L'élégance sans jugement du 23e cas public de La passe sans porte nous offre une autre explication possible, beaucoup plus ouverte:

[Le visage originel]
Il ne peut être ni esquissé, ni dépeint,
ni loué: cessez de le chercher.
Nul lieu où cacher ce visage originel
qui, à la destruction de l'univers, reste intact.

Catherine Despeux, la traductrice, précise dans ses annotations: « le visage originel est une notion spécifique du bouddhisme chan pour désigner la nature du Bouddha.
Exclure toute parole & ne rien dire,
ne rien exprimer, ne rien prononcer,
ne rien enseigner, c'est entrer dans la non-dualité. » 133

Le journal de C. Juliet est propice aux rebonds sur nos propres lectures. C'est une de ses forces.

125:
vomis ces mots
qui te pourrissent
la tête

écris
avec ces mots
silencieux
qui s'échappent
de ta fracture.

Cette lecture du diariste fomente nos expériences propres à l'ombre des siennes.


Connaissance de soi vs conscience de soi
« Avec la lucidité qui est mienne actuellement, je me rends compte que lorsque j'ai écrit L'année de l'éveil & Lambeaux, j'étais loin d'avoir la clarté à laquelle je suis parvenu. » 198

« Quand la connaissance de soi est effective, que le moi est suffisamment érodé, la conscience de soi apparait, & c'est elle qui pratique cette autosurveillance continue. » 200

Chaque mot père; le cisèlement syntactique retient l'attention, voire fait entrer le soi dans une forme méditative de conscience de soi.

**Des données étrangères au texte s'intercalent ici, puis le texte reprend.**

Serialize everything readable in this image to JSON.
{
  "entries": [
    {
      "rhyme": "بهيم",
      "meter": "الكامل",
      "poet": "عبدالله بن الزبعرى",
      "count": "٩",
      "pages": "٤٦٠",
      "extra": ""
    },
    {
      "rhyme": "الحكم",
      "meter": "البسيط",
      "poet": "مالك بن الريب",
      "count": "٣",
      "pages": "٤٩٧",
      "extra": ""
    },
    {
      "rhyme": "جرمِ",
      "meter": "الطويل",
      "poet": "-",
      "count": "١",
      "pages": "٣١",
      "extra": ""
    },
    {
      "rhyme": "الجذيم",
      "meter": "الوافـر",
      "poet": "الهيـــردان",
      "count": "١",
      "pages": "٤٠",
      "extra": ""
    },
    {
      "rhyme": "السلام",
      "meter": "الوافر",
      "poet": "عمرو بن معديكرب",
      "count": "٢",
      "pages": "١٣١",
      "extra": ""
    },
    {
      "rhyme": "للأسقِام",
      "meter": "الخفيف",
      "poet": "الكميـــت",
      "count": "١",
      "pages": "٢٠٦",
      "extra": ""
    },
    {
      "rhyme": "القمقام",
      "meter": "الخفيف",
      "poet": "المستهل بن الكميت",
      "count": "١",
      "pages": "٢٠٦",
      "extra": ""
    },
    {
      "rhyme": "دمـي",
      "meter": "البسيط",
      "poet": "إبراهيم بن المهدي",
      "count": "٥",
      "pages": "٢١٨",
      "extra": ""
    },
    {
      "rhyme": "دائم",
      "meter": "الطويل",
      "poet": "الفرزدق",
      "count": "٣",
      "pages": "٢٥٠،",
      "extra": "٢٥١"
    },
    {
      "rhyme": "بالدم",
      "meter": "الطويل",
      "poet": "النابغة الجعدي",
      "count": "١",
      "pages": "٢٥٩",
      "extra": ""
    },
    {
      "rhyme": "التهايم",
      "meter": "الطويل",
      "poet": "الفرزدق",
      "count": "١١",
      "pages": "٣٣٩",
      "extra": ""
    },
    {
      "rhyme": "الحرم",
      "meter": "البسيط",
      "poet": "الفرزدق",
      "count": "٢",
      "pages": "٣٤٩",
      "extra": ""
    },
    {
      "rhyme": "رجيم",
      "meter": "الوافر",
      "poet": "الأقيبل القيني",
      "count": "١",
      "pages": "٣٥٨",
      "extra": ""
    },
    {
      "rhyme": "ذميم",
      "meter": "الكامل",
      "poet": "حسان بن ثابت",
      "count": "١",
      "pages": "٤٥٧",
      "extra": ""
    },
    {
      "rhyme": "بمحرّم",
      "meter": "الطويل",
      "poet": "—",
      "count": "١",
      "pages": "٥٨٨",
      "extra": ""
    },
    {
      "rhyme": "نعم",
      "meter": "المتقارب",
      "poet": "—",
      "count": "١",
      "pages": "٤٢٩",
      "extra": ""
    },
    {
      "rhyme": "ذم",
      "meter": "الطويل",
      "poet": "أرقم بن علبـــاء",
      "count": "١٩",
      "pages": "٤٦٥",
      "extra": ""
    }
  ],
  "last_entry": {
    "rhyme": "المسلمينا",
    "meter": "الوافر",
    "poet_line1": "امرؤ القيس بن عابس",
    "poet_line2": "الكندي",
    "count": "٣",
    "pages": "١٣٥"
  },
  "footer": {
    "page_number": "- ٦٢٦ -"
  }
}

L'érosion du moi est première: elle ouvre la voie à une meilleure connaissance de soi qui à son tour favorise l'apparition de la conscience de soi.

« J'ai fini par comprendre que l'absolu n'existe pas. Seul importe de parvenir à la connaissance de soi. Celle-ci ne se découvre qu'au terme d'une longue aventure. » 141

Cette meilleure conscience de soi n'apparait pas d'un bloc: elle est distillée goutte à goutte, chacune rejoignant les précédentes pour constituer le cours d'une vie. Tel le cours d'une eau, la vie serpente entre ses berges qui sont naissance & mort.

C. Juliet semble s'adosser à un référentiel psychanalytique. Il me laisse de marbre. Son cheminement discret en cet environnement révèle des points de contact possibles avec certaines sagesses extrêmes-orientales, dont il est aussi par ailleurs un lecteur informé.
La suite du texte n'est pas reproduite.